Evaluating LLMs' Reasoning Over Ordered Procedural Steps
Adrita Anika, Md Messal Monem Miah
TL;DR
This work tackles the problem of procedural reasoning by reconstructing globally ordered sequences from shuffled steps in cooking recipes. The authors introduce a multi-m metric evaluation framework and apply it to zero-shot and few-shot prompting of five instruction-tuned LLMs, analyzing performance as sequence length and shuffling difficulty vary. Key findings show that models improve from 0 to 3 shots but gain little from additional demonstrations, with Qwen-3 and GPT-4o achieving the strongest overall ordering quality while longer and more disordered sequences reveal remaining gaps in precise step-level reasoning.
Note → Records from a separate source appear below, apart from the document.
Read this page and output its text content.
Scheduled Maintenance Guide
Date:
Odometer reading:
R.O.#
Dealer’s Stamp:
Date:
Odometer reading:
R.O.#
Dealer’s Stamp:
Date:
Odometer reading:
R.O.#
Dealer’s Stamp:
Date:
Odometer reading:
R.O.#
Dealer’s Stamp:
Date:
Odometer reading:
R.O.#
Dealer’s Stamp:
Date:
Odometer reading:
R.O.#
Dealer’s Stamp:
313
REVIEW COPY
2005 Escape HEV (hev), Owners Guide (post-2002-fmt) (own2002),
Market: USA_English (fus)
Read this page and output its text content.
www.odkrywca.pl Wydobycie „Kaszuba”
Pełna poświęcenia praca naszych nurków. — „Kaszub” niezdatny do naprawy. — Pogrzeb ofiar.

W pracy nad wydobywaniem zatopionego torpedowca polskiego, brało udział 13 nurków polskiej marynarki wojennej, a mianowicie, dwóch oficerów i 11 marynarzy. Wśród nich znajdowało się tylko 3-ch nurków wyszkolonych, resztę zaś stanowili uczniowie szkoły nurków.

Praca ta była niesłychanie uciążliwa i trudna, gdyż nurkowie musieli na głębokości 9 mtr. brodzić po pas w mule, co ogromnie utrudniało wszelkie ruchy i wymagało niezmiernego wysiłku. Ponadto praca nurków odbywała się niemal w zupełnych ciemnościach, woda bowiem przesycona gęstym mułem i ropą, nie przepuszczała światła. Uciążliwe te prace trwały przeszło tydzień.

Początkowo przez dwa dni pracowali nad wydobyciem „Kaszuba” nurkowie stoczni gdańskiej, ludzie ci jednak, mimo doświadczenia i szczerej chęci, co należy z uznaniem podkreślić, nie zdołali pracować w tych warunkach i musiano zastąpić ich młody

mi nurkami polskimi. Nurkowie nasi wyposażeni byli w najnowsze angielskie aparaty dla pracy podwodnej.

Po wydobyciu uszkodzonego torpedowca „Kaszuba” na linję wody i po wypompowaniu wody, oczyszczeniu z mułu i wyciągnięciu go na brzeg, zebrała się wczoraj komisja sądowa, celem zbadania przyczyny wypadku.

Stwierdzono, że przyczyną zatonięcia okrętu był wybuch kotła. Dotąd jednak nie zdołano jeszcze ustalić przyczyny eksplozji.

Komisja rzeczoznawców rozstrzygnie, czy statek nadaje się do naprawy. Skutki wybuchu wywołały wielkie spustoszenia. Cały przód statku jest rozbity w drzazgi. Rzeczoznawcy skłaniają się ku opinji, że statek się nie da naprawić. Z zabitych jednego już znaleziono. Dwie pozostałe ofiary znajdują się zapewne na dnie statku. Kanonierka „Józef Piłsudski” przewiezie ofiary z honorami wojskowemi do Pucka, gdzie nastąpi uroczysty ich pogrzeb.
The study provides insight into the limits of current LLMs for procedural tasks and motivates future work on dataset breadth, cross-domain generalization, and targeted fine-tuning to enhance global sequence reconstruction capabilities.
Abstract
Reasoning over procedural sequences, where the order of steps directly impacts outcomes, is a critical capability for large language models (LLMs). In this work, we study the task of reconstructing globally ordered sequences from shuffled procedural steps, using a curated dataset of food recipes, a domain where correct sequencing is essential for task success. We evaluate several LLMs under zero-shot and few-shot settings and present a comprehensive evaluation framework that adapts established metrics from ranking and sequence alignment. These include Kendall's Tau, Normalized Longest Common Subsequence (NLCS), and Normalized Edit Distance (NED), which capture complementary aspects of ordering quality. Our analysis shows that model performance declines with increasing sequence length, reflecting the added complexity of longer procedures. We also find that greater step displacement in the input, corresponding to more severe shuffling, leads to further degradation. These findings highlight the limitations of current LLMs in procedural reasoning, especially with longer and more disordered inputs.